The question is why wasn't this offer ferreted out prior to accepting Comcast's bid? On background, Charter originally made an offer for the company last year at roughly $37.3 billion -- which was turned down by Time Warner Cable in favor of Comcast's $45.2 billion offer. At the time of Charter's original bid, Time Warner Cable was asking for the equivalent to $160 per share, a figure now considered low.
Charter is now offering a huge premium to Comcast's offer, raising its bid by 47.5% in the process. European telecom company Altice also reportedly expressed a semblance of interest.
This huge premium doesn't appear to be operationally or financially driven. In Q1, Time Warner Cable grew revenue by 3.5% year over year, with a 1.2% increase in residential customer relationships. This isn't enough growth to justify the massive increase in its takeover price.
Mergers and acquisitions are a delicate dance akin to corporate courtship. If you seem too eager, acquirers could lower their offers -- but if you don't properly market your company effectively, the company could be sold for less than its full value.
The fact that Charter came back and raised its final offer to $55 billion, even after Comcast withdrew its bid, suggests that Time Warner Cable may not have appropriately marketed its value or evaluated its offers fully before accepting the Comcast offer.

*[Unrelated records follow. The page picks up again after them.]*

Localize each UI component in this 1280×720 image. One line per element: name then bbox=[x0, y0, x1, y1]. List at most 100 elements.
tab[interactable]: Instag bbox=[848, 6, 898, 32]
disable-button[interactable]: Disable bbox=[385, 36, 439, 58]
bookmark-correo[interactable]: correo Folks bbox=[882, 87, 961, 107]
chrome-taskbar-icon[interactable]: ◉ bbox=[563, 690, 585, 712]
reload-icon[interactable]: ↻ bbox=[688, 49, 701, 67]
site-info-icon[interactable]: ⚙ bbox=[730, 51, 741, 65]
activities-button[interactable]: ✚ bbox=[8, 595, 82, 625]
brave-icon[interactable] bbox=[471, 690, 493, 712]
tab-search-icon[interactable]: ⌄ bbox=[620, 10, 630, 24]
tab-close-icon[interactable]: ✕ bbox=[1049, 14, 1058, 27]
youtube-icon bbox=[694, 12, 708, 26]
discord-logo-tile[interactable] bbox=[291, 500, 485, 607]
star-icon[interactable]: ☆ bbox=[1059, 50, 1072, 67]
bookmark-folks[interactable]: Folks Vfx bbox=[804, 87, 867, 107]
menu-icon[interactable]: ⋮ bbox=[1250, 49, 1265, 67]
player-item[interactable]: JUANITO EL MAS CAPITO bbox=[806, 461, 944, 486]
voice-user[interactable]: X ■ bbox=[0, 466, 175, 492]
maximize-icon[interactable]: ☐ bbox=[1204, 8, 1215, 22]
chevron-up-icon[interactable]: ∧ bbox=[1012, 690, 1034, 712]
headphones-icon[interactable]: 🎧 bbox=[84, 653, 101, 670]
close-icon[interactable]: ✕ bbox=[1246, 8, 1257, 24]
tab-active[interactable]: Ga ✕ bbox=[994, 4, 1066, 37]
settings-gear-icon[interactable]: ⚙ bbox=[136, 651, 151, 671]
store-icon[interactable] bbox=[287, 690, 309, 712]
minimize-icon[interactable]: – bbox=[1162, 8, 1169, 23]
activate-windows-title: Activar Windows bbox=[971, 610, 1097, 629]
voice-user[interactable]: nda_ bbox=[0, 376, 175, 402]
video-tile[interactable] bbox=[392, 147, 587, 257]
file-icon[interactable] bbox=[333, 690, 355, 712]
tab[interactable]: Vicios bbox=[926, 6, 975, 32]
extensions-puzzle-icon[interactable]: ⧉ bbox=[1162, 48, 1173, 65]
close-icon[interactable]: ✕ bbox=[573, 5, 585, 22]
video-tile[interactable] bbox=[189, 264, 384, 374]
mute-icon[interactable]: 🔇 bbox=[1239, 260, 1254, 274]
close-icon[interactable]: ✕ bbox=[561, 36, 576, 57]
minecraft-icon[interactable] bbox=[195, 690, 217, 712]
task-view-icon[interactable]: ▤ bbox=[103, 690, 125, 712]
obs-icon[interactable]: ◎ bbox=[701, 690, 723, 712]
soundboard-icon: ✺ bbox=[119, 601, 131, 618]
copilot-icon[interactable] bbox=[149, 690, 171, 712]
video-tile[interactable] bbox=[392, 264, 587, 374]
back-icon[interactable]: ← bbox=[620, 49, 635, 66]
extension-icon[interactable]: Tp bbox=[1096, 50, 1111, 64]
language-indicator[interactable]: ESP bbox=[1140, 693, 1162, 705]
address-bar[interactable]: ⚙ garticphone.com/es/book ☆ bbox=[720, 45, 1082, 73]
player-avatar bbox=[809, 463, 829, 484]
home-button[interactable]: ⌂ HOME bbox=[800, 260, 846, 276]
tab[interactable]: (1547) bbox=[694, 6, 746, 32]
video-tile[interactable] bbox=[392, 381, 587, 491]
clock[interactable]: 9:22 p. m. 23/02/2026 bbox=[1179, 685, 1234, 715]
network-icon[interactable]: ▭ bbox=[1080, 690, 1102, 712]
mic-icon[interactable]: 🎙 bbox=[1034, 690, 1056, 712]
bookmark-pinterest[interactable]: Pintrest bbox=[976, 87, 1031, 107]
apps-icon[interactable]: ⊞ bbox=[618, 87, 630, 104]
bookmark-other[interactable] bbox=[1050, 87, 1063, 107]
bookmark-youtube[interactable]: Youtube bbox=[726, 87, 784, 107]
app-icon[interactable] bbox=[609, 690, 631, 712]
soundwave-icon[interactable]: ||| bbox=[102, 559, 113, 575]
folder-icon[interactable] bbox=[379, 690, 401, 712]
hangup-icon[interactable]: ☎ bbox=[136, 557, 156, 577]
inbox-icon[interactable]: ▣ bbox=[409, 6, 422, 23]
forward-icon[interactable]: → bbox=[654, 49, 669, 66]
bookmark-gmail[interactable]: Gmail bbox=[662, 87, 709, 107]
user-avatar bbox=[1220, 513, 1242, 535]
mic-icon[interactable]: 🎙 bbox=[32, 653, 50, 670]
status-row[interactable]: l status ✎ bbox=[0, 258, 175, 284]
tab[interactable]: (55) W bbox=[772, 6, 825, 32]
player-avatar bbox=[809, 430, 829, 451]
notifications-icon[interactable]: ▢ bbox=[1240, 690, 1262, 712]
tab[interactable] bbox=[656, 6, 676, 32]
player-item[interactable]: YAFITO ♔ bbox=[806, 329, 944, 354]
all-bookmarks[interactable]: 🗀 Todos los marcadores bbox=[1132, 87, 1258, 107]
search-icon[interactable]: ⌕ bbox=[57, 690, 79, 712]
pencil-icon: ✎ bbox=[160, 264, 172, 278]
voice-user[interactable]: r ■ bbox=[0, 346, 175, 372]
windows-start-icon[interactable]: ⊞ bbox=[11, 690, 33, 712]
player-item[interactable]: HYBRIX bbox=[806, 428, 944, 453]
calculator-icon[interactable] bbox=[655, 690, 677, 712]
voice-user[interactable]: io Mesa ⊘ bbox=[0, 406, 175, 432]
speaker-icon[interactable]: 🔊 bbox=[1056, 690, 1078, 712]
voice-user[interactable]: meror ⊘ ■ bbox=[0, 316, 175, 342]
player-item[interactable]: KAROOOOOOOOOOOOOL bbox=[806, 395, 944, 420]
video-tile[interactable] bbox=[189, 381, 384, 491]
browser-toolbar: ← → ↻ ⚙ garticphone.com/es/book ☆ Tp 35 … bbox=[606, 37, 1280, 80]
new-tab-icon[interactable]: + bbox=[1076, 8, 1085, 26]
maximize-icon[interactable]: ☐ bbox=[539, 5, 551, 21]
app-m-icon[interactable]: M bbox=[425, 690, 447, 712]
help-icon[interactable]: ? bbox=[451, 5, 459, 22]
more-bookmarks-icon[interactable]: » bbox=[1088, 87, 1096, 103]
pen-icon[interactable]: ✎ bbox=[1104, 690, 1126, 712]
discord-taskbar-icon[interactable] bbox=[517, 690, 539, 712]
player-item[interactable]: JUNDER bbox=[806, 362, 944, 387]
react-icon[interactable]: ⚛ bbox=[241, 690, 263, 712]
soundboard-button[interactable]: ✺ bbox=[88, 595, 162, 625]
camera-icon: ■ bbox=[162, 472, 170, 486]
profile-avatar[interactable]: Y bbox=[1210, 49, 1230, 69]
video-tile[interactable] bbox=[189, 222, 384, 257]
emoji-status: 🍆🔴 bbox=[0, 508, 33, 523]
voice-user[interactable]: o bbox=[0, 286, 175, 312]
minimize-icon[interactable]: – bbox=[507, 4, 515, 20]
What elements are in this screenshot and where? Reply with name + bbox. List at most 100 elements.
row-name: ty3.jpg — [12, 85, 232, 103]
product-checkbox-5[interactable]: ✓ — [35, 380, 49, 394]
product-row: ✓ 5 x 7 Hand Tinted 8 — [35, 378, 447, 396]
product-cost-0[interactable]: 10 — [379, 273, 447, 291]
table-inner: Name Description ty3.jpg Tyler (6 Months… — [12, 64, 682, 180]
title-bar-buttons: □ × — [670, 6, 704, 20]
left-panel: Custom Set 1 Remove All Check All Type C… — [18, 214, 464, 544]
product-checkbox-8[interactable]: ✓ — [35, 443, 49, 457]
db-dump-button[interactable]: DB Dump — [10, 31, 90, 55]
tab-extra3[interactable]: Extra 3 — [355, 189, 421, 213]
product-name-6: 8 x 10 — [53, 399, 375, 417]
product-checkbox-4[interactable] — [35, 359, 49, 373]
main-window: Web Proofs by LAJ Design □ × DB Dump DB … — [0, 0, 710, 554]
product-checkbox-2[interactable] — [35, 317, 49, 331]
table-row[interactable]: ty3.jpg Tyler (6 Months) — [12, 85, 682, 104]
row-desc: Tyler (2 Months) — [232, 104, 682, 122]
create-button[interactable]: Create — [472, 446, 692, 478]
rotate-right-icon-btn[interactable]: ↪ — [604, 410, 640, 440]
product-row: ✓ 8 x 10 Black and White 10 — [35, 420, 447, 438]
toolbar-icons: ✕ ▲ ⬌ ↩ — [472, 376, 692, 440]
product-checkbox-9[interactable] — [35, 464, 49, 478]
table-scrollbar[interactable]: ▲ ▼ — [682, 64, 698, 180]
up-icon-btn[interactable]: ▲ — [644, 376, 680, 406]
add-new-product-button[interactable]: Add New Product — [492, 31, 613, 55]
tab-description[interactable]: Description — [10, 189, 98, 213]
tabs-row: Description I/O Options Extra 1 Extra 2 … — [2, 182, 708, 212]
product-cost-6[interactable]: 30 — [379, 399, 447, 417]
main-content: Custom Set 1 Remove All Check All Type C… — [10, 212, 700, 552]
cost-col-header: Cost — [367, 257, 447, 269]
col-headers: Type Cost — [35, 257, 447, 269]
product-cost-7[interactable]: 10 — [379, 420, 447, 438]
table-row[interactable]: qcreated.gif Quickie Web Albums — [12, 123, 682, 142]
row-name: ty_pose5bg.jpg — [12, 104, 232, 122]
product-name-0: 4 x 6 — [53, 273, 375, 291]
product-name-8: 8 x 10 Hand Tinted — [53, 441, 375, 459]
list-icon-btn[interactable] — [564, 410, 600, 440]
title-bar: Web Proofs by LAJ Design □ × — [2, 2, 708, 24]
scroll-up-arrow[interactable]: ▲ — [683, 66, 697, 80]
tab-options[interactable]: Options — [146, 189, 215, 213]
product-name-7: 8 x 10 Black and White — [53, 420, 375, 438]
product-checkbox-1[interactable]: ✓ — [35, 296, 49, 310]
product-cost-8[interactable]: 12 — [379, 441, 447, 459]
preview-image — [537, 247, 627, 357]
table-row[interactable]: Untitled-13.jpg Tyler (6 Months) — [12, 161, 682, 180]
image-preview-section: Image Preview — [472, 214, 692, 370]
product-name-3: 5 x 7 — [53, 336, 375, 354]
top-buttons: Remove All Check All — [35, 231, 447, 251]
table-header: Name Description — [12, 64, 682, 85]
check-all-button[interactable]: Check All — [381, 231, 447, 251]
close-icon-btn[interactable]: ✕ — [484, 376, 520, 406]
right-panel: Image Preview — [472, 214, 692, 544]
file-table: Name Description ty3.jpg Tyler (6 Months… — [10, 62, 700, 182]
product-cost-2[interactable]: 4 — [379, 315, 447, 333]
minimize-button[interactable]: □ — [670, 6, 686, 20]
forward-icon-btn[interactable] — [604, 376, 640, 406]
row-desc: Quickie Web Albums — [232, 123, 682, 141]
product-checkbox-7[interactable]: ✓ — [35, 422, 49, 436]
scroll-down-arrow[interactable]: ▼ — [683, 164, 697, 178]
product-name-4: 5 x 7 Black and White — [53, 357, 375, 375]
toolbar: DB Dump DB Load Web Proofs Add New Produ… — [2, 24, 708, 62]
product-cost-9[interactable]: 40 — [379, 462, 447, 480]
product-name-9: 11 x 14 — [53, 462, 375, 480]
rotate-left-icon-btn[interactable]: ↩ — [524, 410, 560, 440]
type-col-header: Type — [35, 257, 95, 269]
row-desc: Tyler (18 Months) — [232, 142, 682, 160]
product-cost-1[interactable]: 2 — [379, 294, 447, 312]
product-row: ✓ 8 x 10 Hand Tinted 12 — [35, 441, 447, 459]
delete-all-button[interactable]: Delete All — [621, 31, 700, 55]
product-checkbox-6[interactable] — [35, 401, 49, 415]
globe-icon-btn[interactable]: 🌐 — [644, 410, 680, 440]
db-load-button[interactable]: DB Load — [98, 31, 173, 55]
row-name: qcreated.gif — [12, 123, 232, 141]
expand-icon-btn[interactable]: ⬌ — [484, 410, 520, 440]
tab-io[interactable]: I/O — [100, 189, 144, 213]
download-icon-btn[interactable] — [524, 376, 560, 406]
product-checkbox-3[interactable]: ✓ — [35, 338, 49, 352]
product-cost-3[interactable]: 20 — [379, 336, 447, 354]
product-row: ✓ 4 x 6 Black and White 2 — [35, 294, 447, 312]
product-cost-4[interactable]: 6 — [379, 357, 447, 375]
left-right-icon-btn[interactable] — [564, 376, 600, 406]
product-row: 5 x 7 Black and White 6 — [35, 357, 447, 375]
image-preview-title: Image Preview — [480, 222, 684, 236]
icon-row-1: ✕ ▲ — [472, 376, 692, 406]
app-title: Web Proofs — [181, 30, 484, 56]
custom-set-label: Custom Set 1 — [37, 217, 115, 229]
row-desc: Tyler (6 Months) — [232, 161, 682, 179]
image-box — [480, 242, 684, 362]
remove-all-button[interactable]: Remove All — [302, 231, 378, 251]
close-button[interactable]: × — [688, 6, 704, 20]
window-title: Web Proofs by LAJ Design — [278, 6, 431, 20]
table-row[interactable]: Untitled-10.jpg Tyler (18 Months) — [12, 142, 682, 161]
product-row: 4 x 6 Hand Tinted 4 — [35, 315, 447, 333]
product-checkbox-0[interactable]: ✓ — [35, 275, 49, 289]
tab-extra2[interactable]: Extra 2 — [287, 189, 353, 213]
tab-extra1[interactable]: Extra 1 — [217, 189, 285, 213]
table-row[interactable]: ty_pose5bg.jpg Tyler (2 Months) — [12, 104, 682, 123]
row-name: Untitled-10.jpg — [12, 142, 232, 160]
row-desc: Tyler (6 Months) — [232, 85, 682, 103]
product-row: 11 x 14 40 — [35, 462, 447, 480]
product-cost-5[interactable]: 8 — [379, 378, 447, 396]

It would be prudent to note that some analysts actually praised Time Warner Cable for its recent moves. Industry analyst Craig Moffett from MoffettNathanson offered kudos to Time Warner Cable's management for recently playing Altice and Time Warner Cable off of each other and mentions the large premium as a big win for management. However, the comment ignores the fact that Marcus had previously accepted the lower offer from Comcast. The end result is a reductive, "all's well that ends well" summation -- ignoring the fact that Time Warner Cable received a massive "taksies backsies" courtesy of the FCC.
Let's hold off on writing that thank you note
Before you sit down to write Chairman Wheeler a nice thank-you card, remember that "what the federal government giveth, the federal government can also taketh away." After seemingly enriching Time Warner Cable shareholders by denying Comcast's apparent lowball offer, the FCC also has the potential to block the Charter-Time Warner Cable merger as well. And that's because the FCC gets the final say on this offer too.
After decades of facing allegations that the entity was a "revolving-door" for corporate lobbyists, including Wheeler himself, the FCC has taken a pro-consumer focus under this commissioner's watch. In addition to the Comcast-Time Warner Cable decision, the FCC took what was considered a pro-consumer stance on Net Neutrality -- even bringing up broadband market power as a reason for the Comcast-Time Warner ruling.
And while there's no guarantee this merger will be approved, it appears to have a better chance than the Comcast merger. The combined entity will have roughly 23 million customers, whereas Comcast alone has 27.2 million. According to MoffettNathanson, the Charter merger would command more than 20% market share in the high-speed broadband market, while the Comcast deal would have given the combined company 40% market share.
But if this merger goes through, you can thank Tom Wheeler just as much as CEO Rob Marcus for the added 22% gain. Maybe Wheeler should get an $80 million bonus, too.